You also must differentiate between seasonal allergies and other respiratory illnesses such as cold, flu, bronchitis or COVID-19. While some of the symptoms are similar, Gardner says people with allergies typically don’t have a fever, body aches or overall fatigue, as these usually indicate a viral illness.

Another thing to keep in mind is that seasonal allergies are just that, occurring at the same time every year. So, if you’re having these symptoms now, as the flowers start to bloom and the green leaves appear on the trees, you likely are one of the 25 million Americans with some type of seasonal allergy.

And just because you never had allergies as a child doesn’t mean you can’t develop them as an adult, because any type of allergy “can present at any time and any age,” Garner says.

Ask Lynn Green, who lives in the Atlanta suburb of Snellville, Georgia with her husband and two children. Green, 47, was a late bloomer when it came to developing hay fever. While Green has had sinus problems all of her life, it was in the last five years that things started to change. “All of a sudden it was beyond that; it wasn’t something that was just annoying. I thought I had bronchitis or some serious cough or illness,” the facilities director at the historic Morton Theatre in Athens, Georgia says.

A trip to her primary care physician soon followed, and with that visit came a diagnosis and a measure of relief. “Come to find out it was just allergies,” Green says. Her doctor helped her find over-the-counter medication to manage her symptoms. While she has not been evaluated by an allergy specialist, that is something she plans to do.

Another tool to combat allergies is to keep an eye out for the pollen count, which essentially is a measure of the amount of pollen or mold spores in the air. The higher the pollen count, the more likely those with hay fever will experience symptoms. So, it’s a good idea to understand when the pollen count is high because you may want to limit your time outside or adjust your medication with the guidance of your physician. Gardner says some people even start taking their medication before a speck of pollen appears on their car, which keeps them ahead of severe symptoms.

Allergy seasons also vary by region. In the Southeast, with its milder winters, spring allergy season generally runs from February to May, but can begin even earlier and last even longer, according to experts.

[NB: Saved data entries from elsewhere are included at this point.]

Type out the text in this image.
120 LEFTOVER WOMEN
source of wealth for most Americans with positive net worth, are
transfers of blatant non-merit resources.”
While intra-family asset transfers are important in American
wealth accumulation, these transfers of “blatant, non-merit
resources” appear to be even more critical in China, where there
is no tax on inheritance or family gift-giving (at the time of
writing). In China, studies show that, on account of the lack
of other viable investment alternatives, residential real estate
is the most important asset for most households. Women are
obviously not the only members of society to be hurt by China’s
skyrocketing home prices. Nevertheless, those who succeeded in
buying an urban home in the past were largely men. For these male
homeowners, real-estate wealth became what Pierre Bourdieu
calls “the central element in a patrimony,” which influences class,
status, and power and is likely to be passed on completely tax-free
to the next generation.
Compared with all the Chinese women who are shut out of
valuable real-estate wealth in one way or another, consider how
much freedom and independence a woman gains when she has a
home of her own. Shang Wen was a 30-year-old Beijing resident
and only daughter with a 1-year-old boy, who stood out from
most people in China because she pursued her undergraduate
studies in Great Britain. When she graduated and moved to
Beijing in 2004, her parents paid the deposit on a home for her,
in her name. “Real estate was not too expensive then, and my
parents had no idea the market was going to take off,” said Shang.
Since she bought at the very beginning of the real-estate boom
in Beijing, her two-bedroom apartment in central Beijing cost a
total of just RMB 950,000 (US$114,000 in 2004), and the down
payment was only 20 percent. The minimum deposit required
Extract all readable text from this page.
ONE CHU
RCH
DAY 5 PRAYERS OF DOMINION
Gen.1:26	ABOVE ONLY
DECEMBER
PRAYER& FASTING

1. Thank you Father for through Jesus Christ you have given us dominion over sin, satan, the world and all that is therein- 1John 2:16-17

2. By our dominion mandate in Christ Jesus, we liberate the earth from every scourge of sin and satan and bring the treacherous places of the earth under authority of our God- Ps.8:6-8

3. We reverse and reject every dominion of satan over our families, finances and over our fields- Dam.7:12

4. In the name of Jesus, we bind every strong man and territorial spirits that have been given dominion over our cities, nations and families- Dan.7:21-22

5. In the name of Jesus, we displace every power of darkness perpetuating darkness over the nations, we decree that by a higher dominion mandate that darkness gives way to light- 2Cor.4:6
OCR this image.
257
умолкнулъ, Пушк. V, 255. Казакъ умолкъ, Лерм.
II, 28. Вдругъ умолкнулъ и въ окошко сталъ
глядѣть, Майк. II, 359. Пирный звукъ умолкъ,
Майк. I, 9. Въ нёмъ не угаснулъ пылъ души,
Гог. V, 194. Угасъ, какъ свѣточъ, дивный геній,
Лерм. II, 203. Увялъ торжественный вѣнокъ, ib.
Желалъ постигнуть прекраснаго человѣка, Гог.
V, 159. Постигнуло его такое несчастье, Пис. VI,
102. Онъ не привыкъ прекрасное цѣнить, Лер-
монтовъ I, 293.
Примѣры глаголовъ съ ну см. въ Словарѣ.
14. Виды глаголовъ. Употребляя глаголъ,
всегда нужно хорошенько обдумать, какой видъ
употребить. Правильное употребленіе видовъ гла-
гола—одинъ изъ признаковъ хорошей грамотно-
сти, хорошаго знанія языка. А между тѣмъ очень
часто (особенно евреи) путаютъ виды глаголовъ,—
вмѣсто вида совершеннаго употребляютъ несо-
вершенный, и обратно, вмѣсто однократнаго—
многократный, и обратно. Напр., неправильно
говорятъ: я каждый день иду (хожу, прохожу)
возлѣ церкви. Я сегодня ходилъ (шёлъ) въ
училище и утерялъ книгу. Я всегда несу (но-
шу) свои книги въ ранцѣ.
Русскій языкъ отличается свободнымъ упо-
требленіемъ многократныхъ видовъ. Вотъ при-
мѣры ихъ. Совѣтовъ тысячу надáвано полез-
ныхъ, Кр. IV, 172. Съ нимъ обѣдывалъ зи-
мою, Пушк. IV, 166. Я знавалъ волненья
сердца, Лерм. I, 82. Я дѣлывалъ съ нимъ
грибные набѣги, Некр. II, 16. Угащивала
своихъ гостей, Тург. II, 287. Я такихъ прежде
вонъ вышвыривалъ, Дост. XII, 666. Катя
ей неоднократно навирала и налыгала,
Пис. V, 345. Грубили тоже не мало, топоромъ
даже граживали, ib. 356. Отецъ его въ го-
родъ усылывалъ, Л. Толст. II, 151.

Finally, what about those home remedies? Even though your mama or your mama’s friend’s grandma told you to take a teaspoon of raw, local honey to combat allergy symptoms, that may not be the best solution, as studies on this treatment have been inconclusive. While it’s not harmful, there’s likely no benefit, either. Gardner says the best bet is to see a doctor. “If you or anyone in your household are suffering from persistent nasal symptoms that are not controlled, it’s important to seek care with a specialist.”